5. Confetti, confetti, confetti
Look at how pretty it is!!! And is also a lot of fun for everyone involved. Get someone to hand out confetti to the people near the aisle at your ceremony and make sure you get the biodegradable stuff so as not to hurt the environment in the process. Etsy has a wide affordable range to choose from.
6. Allow at least 45 minutes for portraits
The more time you allow for portraits, the more stunning wedding photos you will have of yourselves and your bridal party. Usually 45 minutes to 2 hours is a good amount of time depending on whether there is any driving involved between the photo locations. Many venues have amazing photo locations right on the premises so have a look there before you consider venturing off. Have a chat to your photographer before making any of those decisions though. The first half of the shoot is usually with the whole bridal party and the second half just with the bride and groom. If the thought of taking an hour or more away from partying with your guests freaks you out, you can get away with doing as little as 15 minutes. You will just get less photos in fewer different spots. Although having portraits taken can sometimes sound like a chore, many couples comment to me afterwards that they were surprised to really enjoy the portrait session as it’s the only time they get to themselves all day.

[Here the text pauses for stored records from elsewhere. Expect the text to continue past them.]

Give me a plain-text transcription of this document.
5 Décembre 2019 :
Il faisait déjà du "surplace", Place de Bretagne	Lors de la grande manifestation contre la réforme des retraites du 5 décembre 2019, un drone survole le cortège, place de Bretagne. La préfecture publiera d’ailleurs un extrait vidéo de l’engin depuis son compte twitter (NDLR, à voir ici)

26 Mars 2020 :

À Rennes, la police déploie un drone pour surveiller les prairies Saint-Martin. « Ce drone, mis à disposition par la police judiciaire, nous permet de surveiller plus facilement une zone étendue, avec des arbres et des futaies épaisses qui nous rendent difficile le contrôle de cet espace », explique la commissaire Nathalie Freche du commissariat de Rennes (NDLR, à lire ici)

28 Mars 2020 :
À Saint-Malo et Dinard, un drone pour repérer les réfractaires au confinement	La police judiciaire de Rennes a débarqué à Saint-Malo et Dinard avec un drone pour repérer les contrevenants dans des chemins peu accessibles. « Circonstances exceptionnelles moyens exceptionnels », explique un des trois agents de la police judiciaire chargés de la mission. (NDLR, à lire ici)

7. Allow an additional 15 minutes around sunset for portraits
I can usually get the same amount of ‘banger’ shots in 20 minutes at sunset and dusk than I can in 2 hours in the middle of the day. So try to allow time to duck out for a few photos during sunset. Better yet, plan your schedule so your main portrait session ends just after sunset like the wedding below at Milton Park, Bowral.
8. Use festoon lights if you are having an outdoor reception
These very affordable dangly balls of electricity create really nice, soft light to work with. They are create a way better environment for wedding photography than the more widely used fairy lights. Festoons create a beautiful glow, put lovely light on people’s faces and are great hung over a table to light up everyone’s dinner! You can always string them up in indoor venues too if you think they will provide better light than what then venue already has.
9. Party hard
The D-floor is one of my favourite parts of the day to shoot and get creative with light blurs and interesting flash techniques. So please light up the dance floor with your best or worst moves and the photos should reflect!
10. Choose a professional wedding photographer/videographer who’s work you truly connect with
This is a one time thing, no do-overs! The day goes so fast and all you will be left with to remember it is the foggy and often alcohol inhibited memories and your wedding photos and wedding film. I strongly suggest to make sure you are in love with the work of your wedding photographer or videographer. Suss out their website, maybe ask to see a full gallery so you can get a picture of what your wedding photos might look like in full. Make sure you can put up with their company all day haha. If the photographer or videographer you really want is a little out of your budget for the services you are after, maybe considering sacrificing a couple of hours of coverage to make it work. A good shooter is so worthwhile.